We recommend the following: - Install packages/modules in home folders for personal, testing, or development work, OR - Install packages/modules in project spaces for production or team use

One can use packages in all three locations, and can have the different versions of the same package installed in different locations. Note that it is the search path of your R or Python environment that will determine the priority order. We usually recommend (highest to lowest): - home folder ($HOME or ~) installations - project folder installations - central (cluster) installations

Installing R Packages

For installation in home folders: Use the standard command for install.packages() command from within R/RStudio will download and install the specified packages in your home folder by default. If the correct install folder is not already there, R/RStudio will create it for you:

install.packages('somepkg')

See the R documentation for additional options (install from another location besides CRAN, overwrite current installation, etc.)

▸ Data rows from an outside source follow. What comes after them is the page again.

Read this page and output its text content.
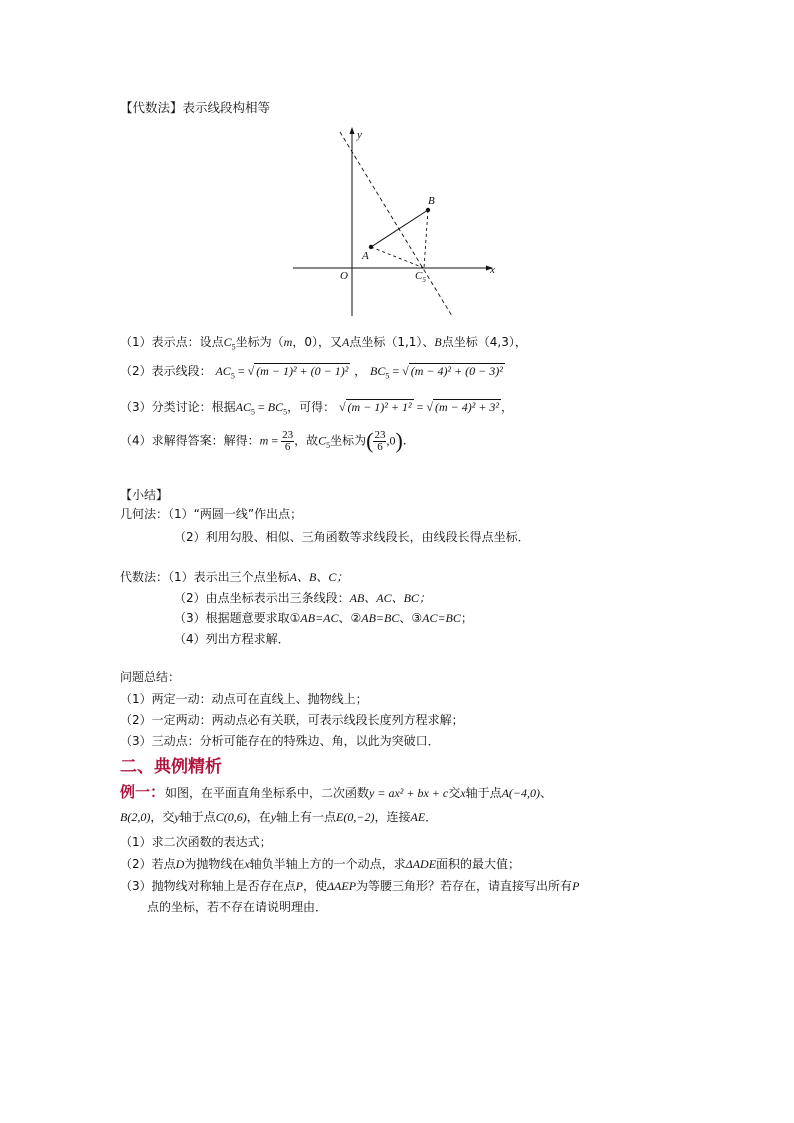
【代数法】表示线段构相等
y
x
O
A
B
$C_5$
（1）表示点：设点$C_5$坐标为（m，0），又A点坐标（1,1）、B点坐标（4,3），
（2）表示线段： $AC_5$ = √ (m − 1)² + (0 − 1)² ， $BC_5$ = √ (m − 4)² + (0 − 3)²
（3）分类讨论：根据$AC_5 = BC_5$，可得： √ (m − 1)² + 1² = √ (m − 4)² + 3² ，
（4）求解得答案：解得：$m = \frac{23}{6}$ ，故$C_5$坐标为( $\frac{23}{6} ,0$).
【小结】
几何法：（1）“两圆一线”作出点；
（2）利用勾股、相似、三角函数等求线段长，由线段长得点坐标．
代数法：（1）表示出三个点坐标A、B、C；
（2）由点坐标表示出三条线段：AB、AC、BC；
（3）根据题意要求取①AB=AC、②AB=BC、③AC=BC；
（4）列出方程求解．
问题总结：
（1）两定一动：动点可在直线上、抛物线上；
（2）一定两动：两动点必有关联，可表示线段长度列方程求解；
（3）三动点：分析可能存在的特殊边、角，以此为突破口．
二、典例精析
例一：如图，在平面直角坐标系中，二次函数y = ax² + bx + c交x轴于点A(−4,0)、
B(2,0)，交y轴于点C(0,6)，在y轴上有一点E(0,−2)，连接AE．
（1）求二次函数的表达式；
（2）若点D为抛物线在x轴负半轴上方的一个动点，求ΔADE面积的最大值；
（3）抛物线对称轴上是否存在点P，使ΔAEP为等腰三角形？若存在，请直接写出所有P
点的坐标，若不存在请说明理由．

For installation in project spaces: If you are working on a team and this is something for everyone to use, install the packages using the 'lib=' option:

install.packages('somepkg', lib='/path/to/project/R/')

In order for this to be seen when working on your project in this location, one can pre- or post-pend this location with a .libPaths() command as part of a startup script that runs when one opens a project or via new R session.

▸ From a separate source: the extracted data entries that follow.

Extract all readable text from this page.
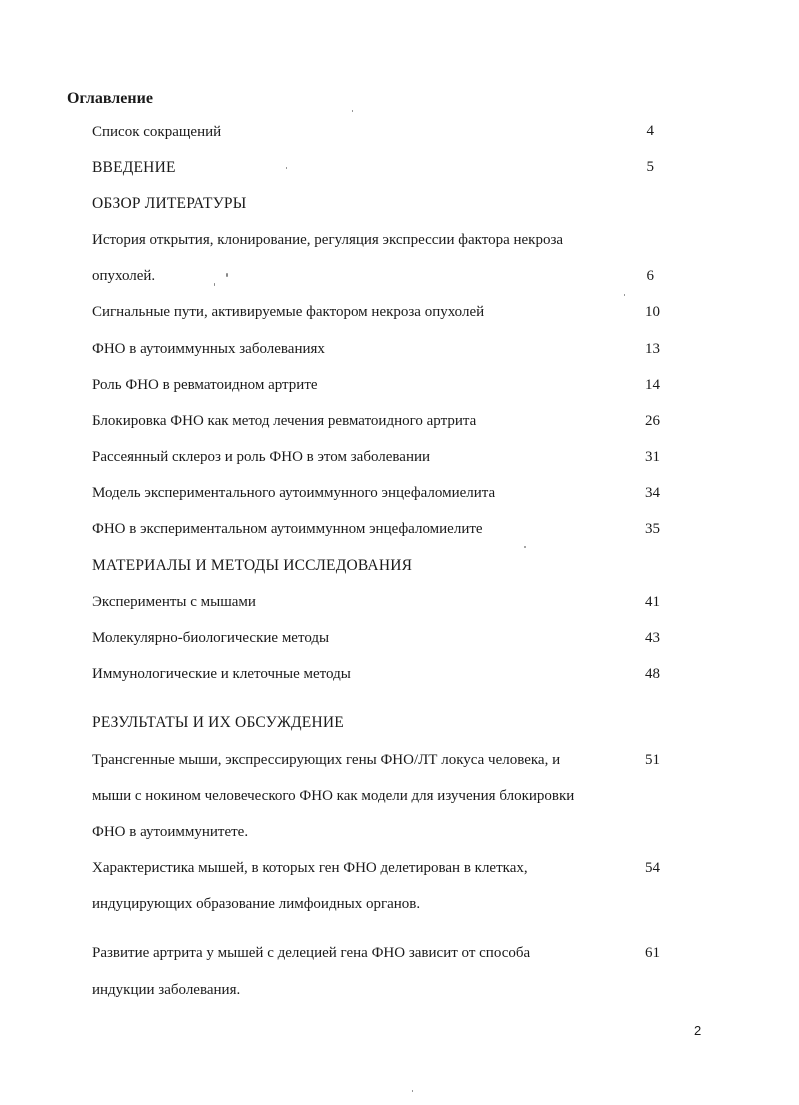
Оглавление
Список сокращений	4
ВВЕДЕНИЕ	5
ОБЗОР ЛИТЕРАТУРЫ
История открытия, клонирование, регуляция экспрессии фактора некроза
опухолей.	6
Сигнальные пути, активируемые фактором некроза опухолей	10
ФНО в аутоиммунных заболеваниях	13
Роль ФНО в ревматоидном артрите	14
Блокировка ФНО как метод лечения ревматоидного артрита	26
Рассеянный склероз и роль ФНО в этом заболевании	31
Модель экспериментального аутоиммунного энцефаломиелита	34
ФНО в экспериментальном аутоиммунном энцефаломиелите	35
МАТЕРИАЛЫ И МЕТОДЫ ИССЛЕДОВАНИЯ
Эксперименты с мышами	41
Молекулярно-биологические методы	43
Иммунологические и клеточные методы	48
РЕЗУЛЬТАТЫ И ИХ ОБСУЖДЕНИЕ
Трансгенные мыши, экспрессирующих гены ФНО/ЛТ локуса человека, и	51
мыши с нокином человеческого ФНО как модели для изучения блокировки
ФНО в аутоиммунитете.
Характеристика мышей, в которых ген ФНО делетирован в клетках,	54
индуцирующих образование лимфоидных органов.
Развитие артрита у мышей с делецией гена ФНО зависит от способа	61
индукции заболевания.
2
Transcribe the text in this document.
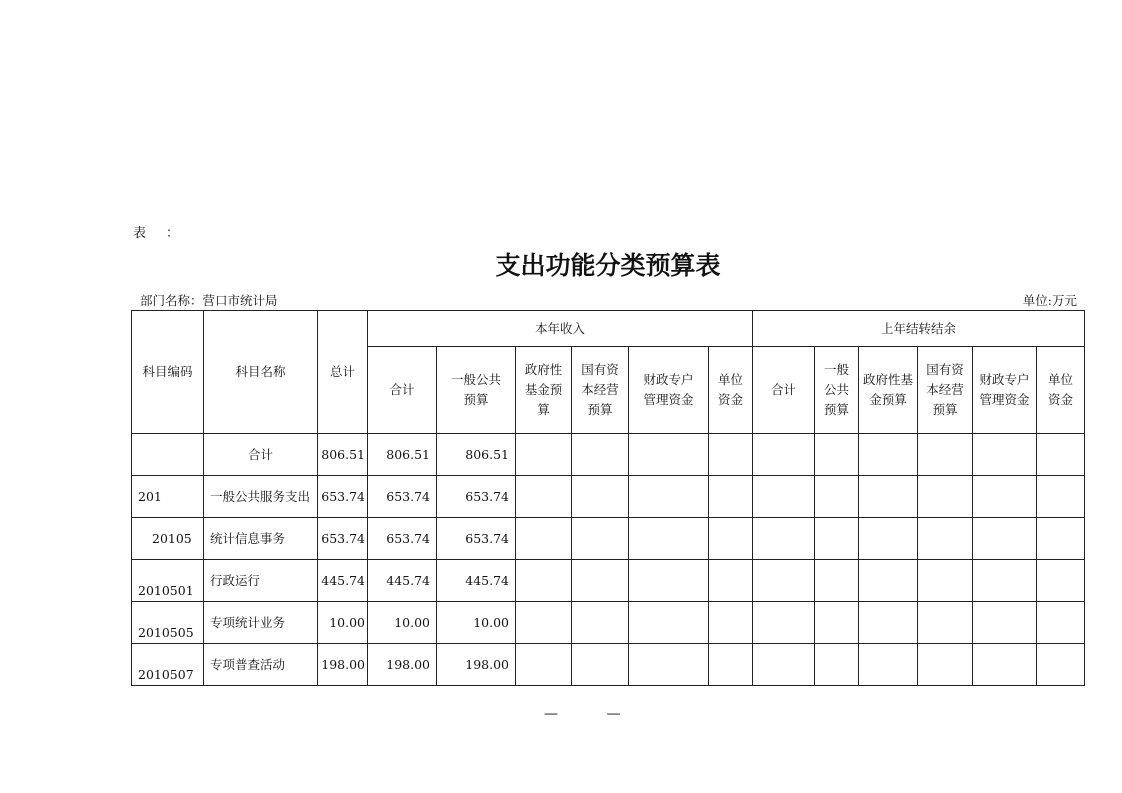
表 ：
支出功能分类预算表
部门名称：营口市统计局	单位:万元
科目编码	科目名称	总计	本年收入						上年结转结余					
			合计	一般公共预算	政府性基金预算	国有资本经营预算	财政专户管理资金	单位资金	合计	一般公共预算	政府性基金预算	国有资本经营预算	财政专户管理资金	单位资金
	合计	806.51	806.51	806.51										
201	一般公共服务支出	653.74	653.74	653.74										
20105	统计信息事务	653.74	653.74	653.74										
2010501	行政运行	445.74	445.74	445.74										
2010505	专项统计业务	10.00	10.00	10.00										
2010507	专项普查活动	198.00	198.00	198.00										
— —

Note: as R and RStudio are managed via our central conda installation, one can also use conda and conda environments to manage our packages, which we don't recommend.

Installing Python Modules

Python modules can be installed via two methods: using pip install (recommended) or via creating conda environments. The latter is more heavyweight, as one is installing all the python infrasture and core, in addition to the modules you need. See our conda environments documentation if this is what is needed.

For installation in home folders: Include the --user option to perform this installation:

pip install --user some_module

To update/upgrade a module already installed, include also the --upgrade option:

pip install --upgrade --user some_module

The installed modules will be located at $HOME/.local/lib/pythonxx.yy, with xx.yy being the python major.minor version.

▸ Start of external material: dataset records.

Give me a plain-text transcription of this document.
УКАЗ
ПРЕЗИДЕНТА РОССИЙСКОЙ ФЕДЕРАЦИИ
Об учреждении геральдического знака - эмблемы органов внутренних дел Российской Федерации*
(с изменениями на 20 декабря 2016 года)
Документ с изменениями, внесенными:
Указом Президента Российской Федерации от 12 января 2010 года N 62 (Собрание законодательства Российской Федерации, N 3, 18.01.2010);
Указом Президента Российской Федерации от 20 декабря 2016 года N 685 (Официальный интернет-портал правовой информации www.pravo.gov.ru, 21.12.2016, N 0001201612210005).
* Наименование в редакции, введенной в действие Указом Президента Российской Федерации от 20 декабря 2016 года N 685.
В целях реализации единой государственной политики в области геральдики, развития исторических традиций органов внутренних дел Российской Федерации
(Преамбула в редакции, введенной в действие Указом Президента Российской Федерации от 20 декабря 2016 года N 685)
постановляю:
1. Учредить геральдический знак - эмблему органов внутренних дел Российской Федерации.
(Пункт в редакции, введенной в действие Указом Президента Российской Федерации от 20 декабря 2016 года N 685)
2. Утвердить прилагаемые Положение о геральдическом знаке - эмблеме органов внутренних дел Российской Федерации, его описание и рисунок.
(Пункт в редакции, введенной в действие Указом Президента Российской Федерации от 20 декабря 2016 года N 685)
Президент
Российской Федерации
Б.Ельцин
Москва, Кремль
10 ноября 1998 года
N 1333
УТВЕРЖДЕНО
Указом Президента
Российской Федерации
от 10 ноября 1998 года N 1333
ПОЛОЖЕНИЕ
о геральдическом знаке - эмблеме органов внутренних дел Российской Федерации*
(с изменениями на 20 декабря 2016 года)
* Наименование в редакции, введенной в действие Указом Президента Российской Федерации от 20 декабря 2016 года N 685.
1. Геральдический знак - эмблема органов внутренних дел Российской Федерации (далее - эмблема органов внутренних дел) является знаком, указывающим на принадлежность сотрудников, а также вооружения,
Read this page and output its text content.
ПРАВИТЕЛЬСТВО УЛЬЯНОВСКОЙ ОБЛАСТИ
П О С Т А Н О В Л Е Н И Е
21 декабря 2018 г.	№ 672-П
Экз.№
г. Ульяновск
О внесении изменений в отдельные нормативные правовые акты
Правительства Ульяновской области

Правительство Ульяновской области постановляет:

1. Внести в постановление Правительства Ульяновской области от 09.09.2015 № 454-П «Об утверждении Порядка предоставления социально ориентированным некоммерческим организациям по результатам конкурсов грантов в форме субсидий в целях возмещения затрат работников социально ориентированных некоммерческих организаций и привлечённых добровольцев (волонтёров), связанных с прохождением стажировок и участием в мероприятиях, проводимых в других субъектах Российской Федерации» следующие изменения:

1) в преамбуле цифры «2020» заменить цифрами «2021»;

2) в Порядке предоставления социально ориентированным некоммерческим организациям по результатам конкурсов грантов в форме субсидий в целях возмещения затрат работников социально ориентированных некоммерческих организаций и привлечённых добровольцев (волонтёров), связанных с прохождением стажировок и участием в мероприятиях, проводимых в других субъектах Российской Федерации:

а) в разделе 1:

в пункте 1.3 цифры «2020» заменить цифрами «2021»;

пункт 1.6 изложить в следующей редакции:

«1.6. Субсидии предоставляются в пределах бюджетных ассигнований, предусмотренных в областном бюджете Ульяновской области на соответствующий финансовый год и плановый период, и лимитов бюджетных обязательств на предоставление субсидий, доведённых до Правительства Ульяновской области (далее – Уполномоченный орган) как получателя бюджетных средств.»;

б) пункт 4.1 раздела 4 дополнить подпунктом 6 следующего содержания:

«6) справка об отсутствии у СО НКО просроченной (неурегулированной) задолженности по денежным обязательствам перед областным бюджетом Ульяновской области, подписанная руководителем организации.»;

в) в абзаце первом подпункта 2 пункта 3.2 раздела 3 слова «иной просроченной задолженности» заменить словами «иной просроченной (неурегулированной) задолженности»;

For installation in project spaces: If you are working on a team and/or for production work, install the modules with pip install, though use the --prefix option instead:

pip install --prefix /path/to/project/.local some_module

Similar to R, one will need to include this location in the PYTHONPATH using sys.path as a part of one's first few lines of code or as part of a Python startup script.

Installing Compatible Software on the HBSGrid Cluster

Ideally, the application you need will have a version compatible with the cluster's OS (operating system; currently Red Hat Enterprise Linux 7, also known as RHEL 7.) Examples include the PyCharm Python IDE and fzf command-line fuzzy-finder. If you have a compatible application, using the terminal, download and extract the program; run any installer provided (if there is no installer just move the program wherever you like); and run the software directly from the terminal command line. If the software is available in multiple versions, pick one that mentions "RHEL", "RPM", "Linux x86-64 / AMD64", or just "Linux".

As an illustration, we can install PyCharm as follows:

  1. Connect to the HBSGrid via NoMachine, start Terminal from the menu, and download Pycharm:

wget https://download.jetbrains.com/python/pycharm-community-2020.1.3.tar.gz
2. You will notice that the file has a '.tar.gz' extension, indicating that it needs to be decompressed with tar:
tar -xvf pycharm-community-2020.1.3.tar.gz
3. Submit an interactive job to run Pycharm on a compute node:
bsub -I pycharm-community-2020.1.3/bin/pycharm.sh
If all goes well you will see the Pycharm splash screen and you can start a new Python project using this popular IDE.

If the application you need does not have a pre-built version compatible with the HBSGrid system or you are having issues installing your compatible software, reach out to research@hbs.edu.

Note: Please do not use sudo, apt-get, dnf, or rpm programs, as these require elevated privileges, which are reserved for the cluster administrators and not mere mortals such as ourselves.